India-rice-exports-TheDollarBusiness Source - Ministry of Commerce, India

  Time to think out of the box So is trade liberalisation the only way out? May not be. First, there is a raging debate going on over whether food security comes first or trade. And second, trade liberalisation is unlikely to help improve realisation. There is another way out, but did you note that all along the Indian government allowed basmati rice exports, even during the food crisis. Take a leaf from basmati The contrast between basmati and non-basmati rice is stark. Basmati is considered a cash crop and a luxury brand, while non-basmati is a staple that is subject to abrupt export bans. Basmati rice is perhaps the most expensive rice in the world, while India’s non-basmati rice is perhaps the cheapest. While non-basmati rice farmers (and also exporters) in India often resort to distress selling due to lack of buyers and storage space, basmati rice exporters buy and store rice for years (aging) with some exporters having the capacity to store up to two million tonnes of basmati rice. That’s around 20% of India’s total annual rice exports! While non-basmati rice farmers do not have access to funds for upgradation, farm mechanization, and quality seeds, basmati rice farmers get advances for their crop. Isn’t the anomaly large? What does this mean? For an exporter, it means don’t invest in production of non-basmati rice because exports may be banned anytime. For a farmer, it means the same thing and so the vicious cycle goes on. This is harmful for a sizeable part of our country, because basmati can only be grown (as per the GI requirement) in the Indo-Gangetic plains. So, if you grow basmati in Kerala (which has actually happened), you still cannot sell it as basmati.
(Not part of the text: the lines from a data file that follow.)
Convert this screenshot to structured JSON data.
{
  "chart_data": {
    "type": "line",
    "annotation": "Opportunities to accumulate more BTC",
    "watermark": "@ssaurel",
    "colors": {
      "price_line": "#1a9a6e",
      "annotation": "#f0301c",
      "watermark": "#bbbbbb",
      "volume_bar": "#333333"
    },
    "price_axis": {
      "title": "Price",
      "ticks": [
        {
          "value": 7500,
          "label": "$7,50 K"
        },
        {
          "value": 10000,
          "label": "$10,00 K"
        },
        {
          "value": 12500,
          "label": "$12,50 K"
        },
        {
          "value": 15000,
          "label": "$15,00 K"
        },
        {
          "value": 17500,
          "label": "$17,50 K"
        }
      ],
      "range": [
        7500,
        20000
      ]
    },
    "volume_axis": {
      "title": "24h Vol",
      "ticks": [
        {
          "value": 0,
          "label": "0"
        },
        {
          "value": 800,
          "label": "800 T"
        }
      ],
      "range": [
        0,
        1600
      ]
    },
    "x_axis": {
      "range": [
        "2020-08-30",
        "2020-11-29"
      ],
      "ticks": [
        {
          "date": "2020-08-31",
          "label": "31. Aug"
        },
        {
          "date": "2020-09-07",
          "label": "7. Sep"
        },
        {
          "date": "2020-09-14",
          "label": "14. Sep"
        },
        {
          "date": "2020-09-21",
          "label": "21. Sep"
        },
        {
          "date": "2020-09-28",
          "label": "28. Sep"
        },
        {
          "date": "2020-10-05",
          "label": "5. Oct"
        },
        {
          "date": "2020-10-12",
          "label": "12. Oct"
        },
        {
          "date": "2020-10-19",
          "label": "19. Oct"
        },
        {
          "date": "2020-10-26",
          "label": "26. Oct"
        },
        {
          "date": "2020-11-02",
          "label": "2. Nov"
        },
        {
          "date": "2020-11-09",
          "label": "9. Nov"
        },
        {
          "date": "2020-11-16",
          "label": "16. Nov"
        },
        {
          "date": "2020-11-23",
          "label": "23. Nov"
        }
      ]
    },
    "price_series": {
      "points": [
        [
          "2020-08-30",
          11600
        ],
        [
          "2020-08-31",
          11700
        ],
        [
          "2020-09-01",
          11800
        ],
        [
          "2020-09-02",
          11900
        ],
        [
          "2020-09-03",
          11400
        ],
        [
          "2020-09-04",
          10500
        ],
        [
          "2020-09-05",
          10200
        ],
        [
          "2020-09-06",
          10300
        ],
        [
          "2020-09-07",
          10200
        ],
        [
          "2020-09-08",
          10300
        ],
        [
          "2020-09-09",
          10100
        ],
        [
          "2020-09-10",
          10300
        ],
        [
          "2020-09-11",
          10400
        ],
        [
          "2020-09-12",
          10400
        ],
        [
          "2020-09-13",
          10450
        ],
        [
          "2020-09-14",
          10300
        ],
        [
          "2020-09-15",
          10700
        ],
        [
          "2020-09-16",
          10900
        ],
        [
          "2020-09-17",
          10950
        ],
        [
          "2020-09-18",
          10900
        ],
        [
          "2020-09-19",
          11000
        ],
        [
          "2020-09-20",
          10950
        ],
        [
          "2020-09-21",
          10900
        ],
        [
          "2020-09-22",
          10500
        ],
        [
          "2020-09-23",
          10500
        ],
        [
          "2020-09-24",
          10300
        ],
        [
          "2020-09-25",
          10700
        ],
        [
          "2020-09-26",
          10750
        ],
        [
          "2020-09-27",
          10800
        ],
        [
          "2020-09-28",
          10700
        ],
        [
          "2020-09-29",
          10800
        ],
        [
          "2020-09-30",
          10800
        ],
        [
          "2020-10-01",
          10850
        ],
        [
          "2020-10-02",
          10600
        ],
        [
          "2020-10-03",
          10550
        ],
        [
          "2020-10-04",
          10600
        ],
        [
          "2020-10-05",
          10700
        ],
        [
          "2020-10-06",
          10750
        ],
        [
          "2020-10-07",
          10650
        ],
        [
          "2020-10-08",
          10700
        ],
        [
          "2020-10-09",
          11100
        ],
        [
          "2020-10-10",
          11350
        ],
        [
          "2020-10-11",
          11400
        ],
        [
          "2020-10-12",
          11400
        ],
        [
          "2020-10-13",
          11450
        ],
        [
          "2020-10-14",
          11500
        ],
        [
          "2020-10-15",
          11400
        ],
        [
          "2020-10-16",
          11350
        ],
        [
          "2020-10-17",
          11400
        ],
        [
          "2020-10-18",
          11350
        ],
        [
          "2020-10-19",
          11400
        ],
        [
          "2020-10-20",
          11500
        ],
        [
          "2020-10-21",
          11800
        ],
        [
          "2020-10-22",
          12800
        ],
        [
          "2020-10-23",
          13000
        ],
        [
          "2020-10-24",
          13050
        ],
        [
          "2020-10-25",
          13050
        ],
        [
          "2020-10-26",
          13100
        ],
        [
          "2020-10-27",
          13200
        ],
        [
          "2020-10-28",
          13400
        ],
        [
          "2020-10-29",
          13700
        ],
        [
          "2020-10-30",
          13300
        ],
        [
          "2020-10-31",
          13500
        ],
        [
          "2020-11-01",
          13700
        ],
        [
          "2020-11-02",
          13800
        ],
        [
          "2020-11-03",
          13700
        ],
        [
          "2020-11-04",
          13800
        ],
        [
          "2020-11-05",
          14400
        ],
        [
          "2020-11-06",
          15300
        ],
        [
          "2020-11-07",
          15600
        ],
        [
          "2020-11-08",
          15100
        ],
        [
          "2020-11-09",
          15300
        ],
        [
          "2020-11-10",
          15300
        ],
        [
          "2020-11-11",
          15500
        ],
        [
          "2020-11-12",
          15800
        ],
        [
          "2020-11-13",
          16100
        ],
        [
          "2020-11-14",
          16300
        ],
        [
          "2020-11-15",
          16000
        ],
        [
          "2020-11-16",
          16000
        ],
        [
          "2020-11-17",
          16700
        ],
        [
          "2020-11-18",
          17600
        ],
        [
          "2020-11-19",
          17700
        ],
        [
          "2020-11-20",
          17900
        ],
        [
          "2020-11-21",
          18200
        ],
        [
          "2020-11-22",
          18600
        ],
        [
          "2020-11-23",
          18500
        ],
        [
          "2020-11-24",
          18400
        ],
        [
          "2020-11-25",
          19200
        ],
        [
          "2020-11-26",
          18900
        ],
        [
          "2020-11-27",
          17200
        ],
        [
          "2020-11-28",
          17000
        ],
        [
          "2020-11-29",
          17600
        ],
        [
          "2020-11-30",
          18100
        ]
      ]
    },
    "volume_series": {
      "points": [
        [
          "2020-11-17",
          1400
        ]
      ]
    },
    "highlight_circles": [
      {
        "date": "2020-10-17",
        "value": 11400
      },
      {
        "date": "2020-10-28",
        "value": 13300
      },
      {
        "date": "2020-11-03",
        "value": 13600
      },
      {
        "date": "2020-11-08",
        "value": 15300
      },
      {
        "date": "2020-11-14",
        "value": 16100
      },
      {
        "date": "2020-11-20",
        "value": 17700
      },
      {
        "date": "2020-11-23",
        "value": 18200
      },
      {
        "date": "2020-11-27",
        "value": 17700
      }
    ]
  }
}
India - basmati-nonbasmati-price-TheDollarBusiness-Sep2014 Using data from Ministry of Commerce, India

The way forward It’s high time the government did something about the non-basmati sector or risk losing rice farmers in several parts of India to menial jobs in cities. The answer lies in, not expanding the basmati rice sector, but in tweaking it to help cover all parts of India. Like in several countries, India has to put in place a fixed policy for “specialty” rice and not just basmati rice. There is a growing demand for diabetic-friendly and other medicinal rice, coloured rice, fortified rice (with zinc, iron, etc), aromatic (but not basmati) rice, and organic rice. All these varieties (along with parboiled rice?) ought to be considered as cash crops, and put in the basket with basmati. The best thing about this is that all these varieties can be grown anywhere in India, including in basmati growing regions. We cannot improve the non-basmati sector without assuring farmers and exporters a market other than the Food Corporation of India (FCI). Neither can the government be urged to allow uninterrupted exports of non-basmati rice because the Bad Boy (El Nino) may pull the country into starvation and hunger in a matter of months. However, what can be done is tweak the policy. It’s long due and now is perhaps the best time, while India is still at the top and visible in the international markets.